Example: If a bulb has a p.d. of 5V, it means every single Coulomb of charge passing through it is "dropping off" 5 Joules of energy.

Quick Review:

p.d. is used when Electrical Energy is transferred into Other Forms (like heat or light) in a component.

2. Electromotive Force (e.m.f.)

While p.d. is about using energy, e.m.f. is about providing it. It is the energy given to the charges by a source, like a battery or a solar cell.

Wait, is it a "Force"?

Despite the name, e.m.f. is NOT a force. It’s an old-fashioned name that stuck. Just like p.d., it is measured in Volts (V) and describes energy per charge.

The Math:

The syllabus uses the symbol \( E \) for e.m.f.
\[ E = \frac{W}{Q} \]

Note: Be careful not to confuse this \( E \) (e.m.f.) with energy or electric field strength! In your exams, context is key.

The Distinction in Energy Transfer

This is the most important part to remember for your OCR A Level exams:
1. e.m.f.: Energy is transferred FROM other forms (chemical in a battery) TO electrical energy per unit charge.
2. p.d.: Energy is transferred FROM electrical energy TO other forms (heat in a resistor) per unit charge.

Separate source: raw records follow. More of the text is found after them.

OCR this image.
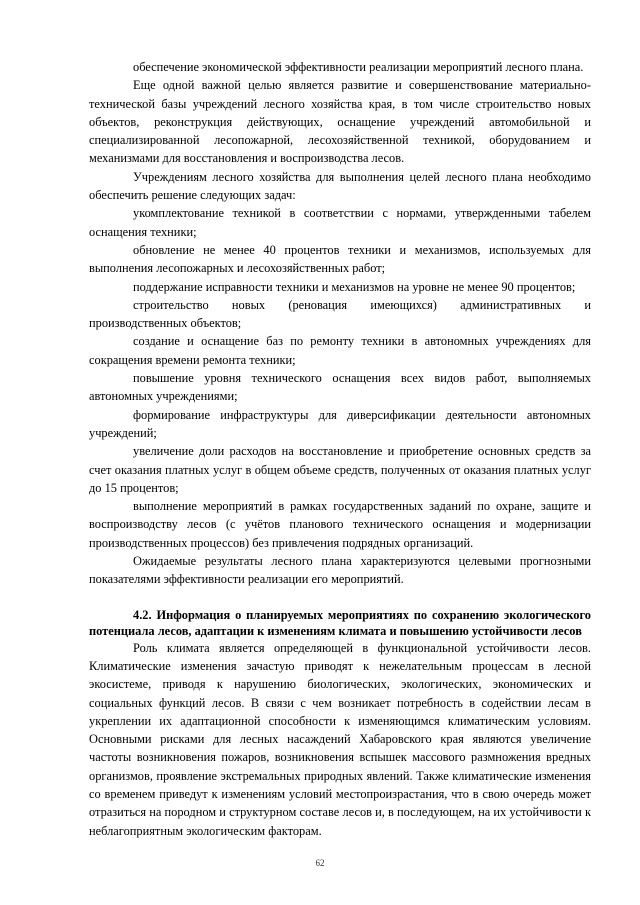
обеспечение экономической эффективности реализации мероприятий лесного плана.

Еще одной важной целью является развитие и совершенствование материально-технической базы учреждений лесного хозяйства края, в том числе строительство новых объектов, реконструкция действующих, оснащение учреждений автомобильной и специализированной лесопожарной, лесохозяйственной техникой, оборудованием и механизмами для восстановления и воспроизводства лесов.

Учреждениям лесного хозяйства для выполнения целей лесного плана необходимо обеспечить решение следующих задач:

укомплектование техникой в соответствии с нормами, утвержденными табелем оснащения техники;

обновление не менее 40 процентов техники и механизмов, используемых для выполнения лесопожарных и лесохозяйственных работ;

поддержание исправности техники и механизмов на уровне не менее 90 процентов;

строительство новых (реновация имеющихся) административных и производственных объектов;

создание и оснащение баз по ремонту техники в автономных учреждениях для сокращения времени ремонта техники;

повышение уровня технического оснащения всех видов работ, выполняемых автономных учреждениями;

формирование инфраструктуры для диверсификации деятельности автономных учреждений;

увеличение доли расходов на восстановление и приобретение основных средств за счет оказания платных услуг в общем объеме средств, полученных от оказания платных услуг до 15 процентов;

выполнение мероприятий в рамках государственных заданий по охране, защите и воспроизводству лесов (с учётов планового технического оснащения и модернизации производственных процессов) без привлечения подрядных организаций.

Ожидаемые результаты лесного плана характеризуются целевыми прогнозными показателями эффективности реализации его мероприятий.

4.2. Информация о планируемых мероприятиях по сохранению экологического потенциала лесов, адаптации к изменениям климата и повышению устойчивости лесов

Роль климата является определяющей в функциональной устойчивости лесов. Климатические изменения зачастую приводят к нежелательным процессам в лесной экосистеме, приводя к нарушению биологических, экологических, экономических и социальных функций лесов. В связи с чем возникает потребность в содействии лесам в укреплении их адаптационной способности к изменяющимся климатическим условиям. Основными рисками для лесных насаждений Хабаровского края являются увеличение частоты возникновения пожаров, возникновения вспышек массового размножения вредных организмов, проявление экстремальных природных явлений. Также климатические изменения со временем приведут к изменениям условий местопроизрастания, что в свою очередь может отразиться на породном и структурном составе лесов и, в последующем, на их устойчивости к неблагоприятным экологическим факторам.

62
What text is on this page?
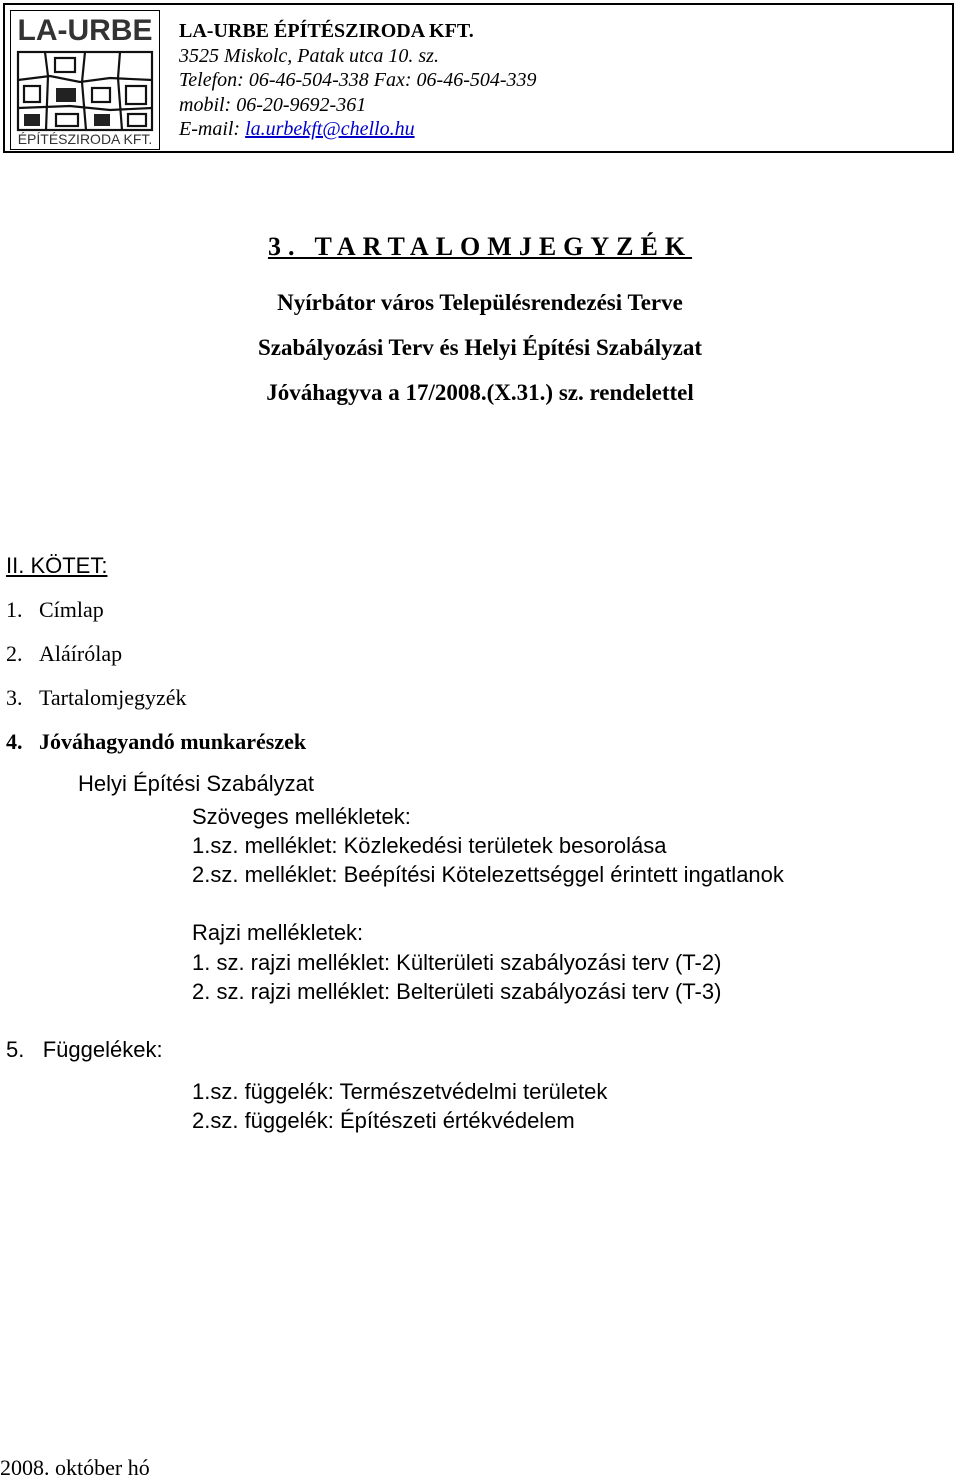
LA-URBE
ÉPÍTÉSZIRODA KFT.
LA-URBE ÉPÍTÉSZIRODA KFT.
3525 Miskolc, Patak utca 10. sz.
Telefon: 06-46-504-338 Fax: 06-46-504-339
mobil: 06-20-9692-361
E-mail: la.urbekft@chello.hu
3. TARTALOMJEGYZÉK
Nyírbátor város Településrendezési Terve
Szabályozási Terv és Helyi Építési Szabályzat
Jóváhagyva a 17/2008.(X.31.) sz. rendelettel
II. KÖTET:
1. Címlap
2. Aláírólap
3. Tartalomjegyzék
4. Jóváhagyandó munkarészek
Helyi Építési Szabályzat
Szöveges mellékletek:
1.sz. melléklet: Közlekedési területek besorolása
2.sz. melléklet: Beépítési Kötelezettséggel érintett ingatlanok
Rajzi mellékletek:
1. sz. rajzi melléklet: Külterületi szabályozási terv (T-2)
2. sz. rajzi melléklet: Belterületi szabályozási terv (T-3)
5. Függelékek:
1.sz. függelék: Természetvédelmi területek
2.sz. függelék: Építészeti értékvédelem
2008. október hó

Analogy Time: The Delivery Truck

Imagine a delivery truck (the Charge) in a city.
- The truck goes to a warehouse (the Source/Battery) to get loaded with packages (Energy). The warehouse is the e.m.f.
- The truck then drives to a house (the Bulb) and drops off the packages. This drop-off is the p.d.

3. Energy Transfer Equations

By rearranging our definitions for \( V \) and \( E \), we can find the total energy transferred in a circuit. This is useful for calculating how much work a battery can do or how much heat a heater will produce.

The Standard Equations:

For a component: \( W = VQ \)
For a source: \( W = EQ \)

Since we know that charge (\( Q \)) is equal to current (\( I \)) multiplied by time (\( t \)), we can also write:
\( W = VIt \)

Accelerating Particles (The Electron Gun)

Sometimes, we use a potential difference to speed up particles like electrons. When an electron is accelerated through a p.d., the electrical work done on it becomes Kinetic Energy.

The energy transferred is \( eV \), where \( e \) is the elementary charge (\( 1.60 \times 10^{-19}\text{ C} \)).
Setting the work done equal to kinetic energy gives us:
\[ eV = \frac{1}{2}mv^2 \]

Where:
\( e \) = Charge of an electron (\( 1.60 \times 10^{-19}\text{ C} \))
\( V \) = Accelerating potential difference (V)
\( m \) = Mass of the particle (kg)
\( v \) = Final velocity of the particle (m/s)

Did you know? This principle was used in old "CRT" televisions to fire electrons at the screen to create an image!

4. Summary and Memory Aids

Memory Aid: "E" is for Entrance

Think E.m.f. = Energy Entering the circuit (at the battery).
Think P.d. = Energy Passing out of the circuit (at the component).

Common Mistake to Avoid:

Many students think e.m.f. and p.d. are different "things." They aren't! They are both Joules per Coulomb. The only difference is the direction of the energy transfer (into the charges or out of the charges).

Quick Review Box:

• p.d. (V): Work done by the charge (Electrical -> Other).
• e.m.f. (E): Work done on the charge (Other -> Electrical).
• The Volt: \( 1\text{ V} = 1\text{ J/C} \).
• Work Done: \( W = VQ \) or \( W = EQ \).
• Electron speed: \( eV = \frac{1}{2}mv^2 \).

You're doing great! This chapter is the foundation for understanding how batteries work and how circuits use power. Keep practicing those \( W = VQ \) calculations, and it will become second nature!